Brendan and Terry Ring didn’t plan to establish a national charity in memory of their daughter but they did want to support other families who were treading the same path of serious childhood illness.
Now their Limerick-based Cliona's Foundation has been going for as long as the lifespan of the girl it's named after – 15 years. "There was never really meant to be a charity or a foundation," Brendan explains. "It was just that we wanted to help a few people back 15 years ago – and it hasn't stopped."
For eight years, from when Cliona was diagnosed at the age of seven with a brain tumour, they had experienced how non-medical costs relating to a child’s illness mount up and they saw the financial toll that takes on families. The couple wanted to try to ease that burden for others by fundraising to subsidise the exceptional expenses.
If you’re struggling financially in those circumstances, there are two things that can happen, says Brendan. Firstly, it may mean you can’t afford to spend a lot of time with your child in the hospital, but, secondly, “what happens for sure is that your other bills at home, and the siblings, all get neglected because it is a family problem – it affects everybody in the family”.
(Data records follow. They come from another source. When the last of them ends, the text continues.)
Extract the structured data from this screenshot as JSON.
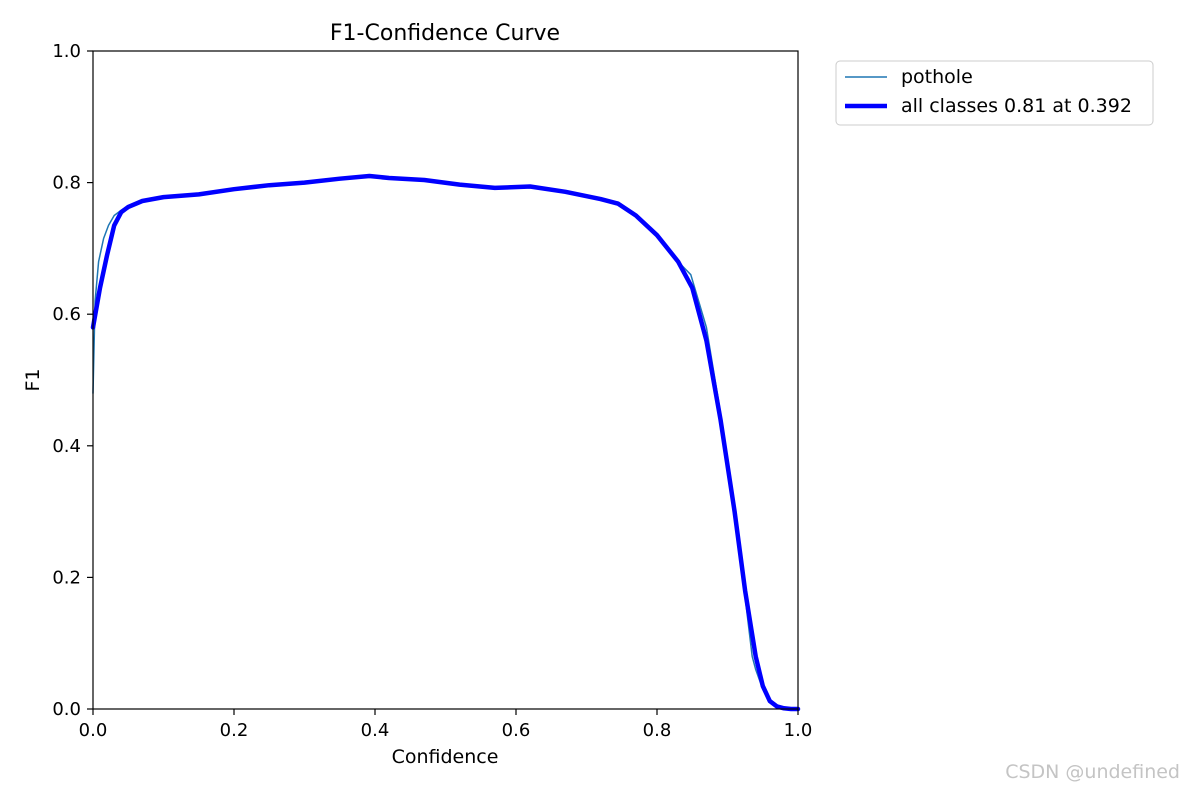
{
  "chart_data": {
    "type": "line",
    "title": "F1-Confidence Curve",
    "xlabel": "Confidence",
    "ylabel": "F1",
    "xlim": [
      0.0,
      1.0
    ],
    "ylim": [
      0.0,
      1.0
    ],
    "xticks": [
      "0.0",
      "0.2",
      "0.4",
      "0.6",
      "0.8",
      "1.0"
    ],
    "yticks": [
      "0.0",
      "0.2",
      "0.4",
      "0.6",
      "0.8",
      "1.0"
    ],
    "grid": false,
    "legend_position": "outside-top-right",
    "series": [
      {
        "name": "pothole",
        "color": "#1f77b4",
        "line": "thin",
        "x": [
          0.0,
          0.003,
          0.008,
          0.015,
          0.022,
          0.03,
          0.04,
          0.05,
          0.07,
          0.1,
          0.15,
          0.2,
          0.25,
          0.3,
          0.35,
          0.392,
          0.42,
          0.47,
          0.52,
          0.57,
          0.62,
          0.67,
          0.72,
          0.745,
          0.77,
          0.8,
          0.83,
          0.848,
          0.87,
          0.89,
          0.91,
          0.925,
          0.935,
          0.94,
          0.95,
          0.96,
          0.97,
          0.98,
          0.99,
          1.0
        ],
        "y": [
          0.48,
          0.62,
          0.68,
          0.715,
          0.735,
          0.75,
          0.758,
          0.765,
          0.772,
          0.778,
          0.782,
          0.79,
          0.796,
          0.8,
          0.806,
          0.81,
          0.807,
          0.804,
          0.797,
          0.792,
          0.794,
          0.786,
          0.775,
          0.77,
          0.75,
          0.72,
          0.68,
          0.66,
          0.58,
          0.45,
          0.3,
          0.17,
          0.08,
          0.06,
          0.03,
          0.01,
          0.004,
          0.002,
          0.001,
          0.0
        ]
      },
      {
        "name": "all classes 0.81 at 0.392",
        "color": "#0000ff",
        "line": "thick",
        "x": [
          0.0,
          0.01,
          0.02,
          0.03,
          0.04,
          0.05,
          0.07,
          0.1,
          0.15,
          0.2,
          0.25,
          0.3,
          0.35,
          0.392,
          0.42,
          0.47,
          0.52,
          0.57,
          0.62,
          0.67,
          0.72,
          0.745,
          0.77,
          0.8,
          0.83,
          0.85,
          0.87,
          0.89,
          0.91,
          0.925,
          0.94,
          0.95,
          0.96,
          0.97,
          0.98,
          0.99,
          1.0
        ],
        "y": [
          0.58,
          0.64,
          0.69,
          0.735,
          0.755,
          0.763,
          0.772,
          0.778,
          0.782,
          0.79,
          0.796,
          0.8,
          0.806,
          0.81,
          0.807,
          0.804,
          0.797,
          0.792,
          0.794,
          0.786,
          0.775,
          0.768,
          0.75,
          0.72,
          0.68,
          0.64,
          0.56,
          0.44,
          0.3,
          0.18,
          0.08,
          0.035,
          0.012,
          0.004,
          0.001,
          0.0,
          0.0
        ]
      }
    ]
  },
  "watermark": "CSDN @undefined"
}
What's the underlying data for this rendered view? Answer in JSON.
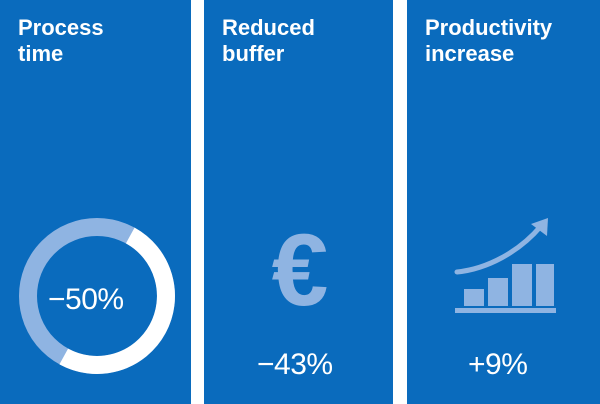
{
  "colors": {
    "panel_bg": "#0a6bbd",
    "icon_light": "#8fb4e2",
    "white": "#ffffff"
  },
  "panels": [
    {
      "title_line1": "Process",
      "title_line2": "time",
      "value": "−50%",
      "icon": "donut-progress-icon",
      "reduction_fraction": 0.5
    },
    {
      "title_line1": "Reduced",
      "title_line2": "buffer",
      "value": "−43%",
      "icon": "euro-icon",
      "glyph": "€"
    },
    {
      "title_line1": "Productivity",
      "title_line2": "increase",
      "value": "+9%",
      "icon": "growth-chart-icon"
    }
  ]
}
In a household of two working parents, almost inevitably one income is lost as that parent becomes a full-time carer for the sick child, whether in hospital or at home, and that’s before all the associated costs of travel, accommodation, eating “on the go”, car parking, care of siblings etc start to accumulate week in, week out – in some cases going on for years.
“We call them the forgotten families. These people are racking up expenses and it’s creating fierce trouble within the family unit itself; stresses on relationships, relationships between siblings and parents. It’s a never-ending cycle.”
He recalls how their own lives were transformed in the space of one weekend after Cliona went to school on a Friday, in their eyes perfectly well, but by Sunday evening she had been diagnosed with an inoperable brain tumour. On the Monday morning, Terry had to ring her employer to say she couldn’t go to work. She never returned.
Cliona had a low-grade astrocytoma, a slow-growing brain tumour with a relatively favourable prognosis. Brendan remembers taking a call from her oncologist during a business meeting and asking, “Will Cliona see adult life?” The consultant’s reply was: “We expect her to . . . ”
Unfortunately, Brendan continues, “the tumour got nasty at the very end and took her life” – at age 15 in December 2006. It was only the previous summer that they were told the younger of their two children was going to die. “We didn’t believe it, we couldn’t get our head around it – we never did really.” Looking back, he thinks it was better they didn’t know up to that point.
“She was very brave and kept us going. It’s amazing when you do meet these children. There’s something that little bit special about them, as if there is a reason behind all of this, whatever it is.”
As the owner of a successful design, print and packaging business, Brendan and his wife were able to suspend their lives and spend those last five months with Cliona – “both of us, without having to go to work. How lucky were we?”
It was knowing that most other parents of seriously ill or dying children are not as fortunate that drove them to try to address this hidden issue. Families of children with a terminal diagnosis are already dealing with emotional devastation and grief; financial stress on top of that can break them.
“It’s awful,” he says simply and their aim all along has been to highlight the problem. “It’s not about us, it’s not about Cliona.” Although of course, he acknowledges, it wouldn’t exist without them having had her in their lives for 15 years.
People think this sort of financial support is only necessary for low-income or no-income families, he says, but that’s not the case. The financial repercussions of having a sick child can also be huge for two parents on, say a salary of €50,000 each, with a mortgage and lifestyle based on that joint income.
Research conducted by Trinity College Dublin showed that, on average, families need €10,000 a year to cover the non-medical expenses associated with having a hospitalised child. "Our goal in the next five years is to be able to give every family that applies to us €10,000."
The Rings were warned at the outset that a lot of charities are started in the wave of emotional reaction to a death. “Did we question ourselves? Of course we did,” says Brendan, a day before the January board meeting to approve cheques for 15 families, bringing Cliona’s Foundation past the milestone of 1,000 families helped since its inception.
A day doesn’t pass without them thinking of Cliona, yet emotion alone would not have kept the charity going. They are “blessed” in having financial resources to help sustain it and a wide network of business associates who support the charity in different ways.
The couple also get “massive satisfaction” from being able to help others after the experience of losing Cliona. So often, he adds, they are thanked by families not only for the cheque “but that we know and understand what they’re going through”.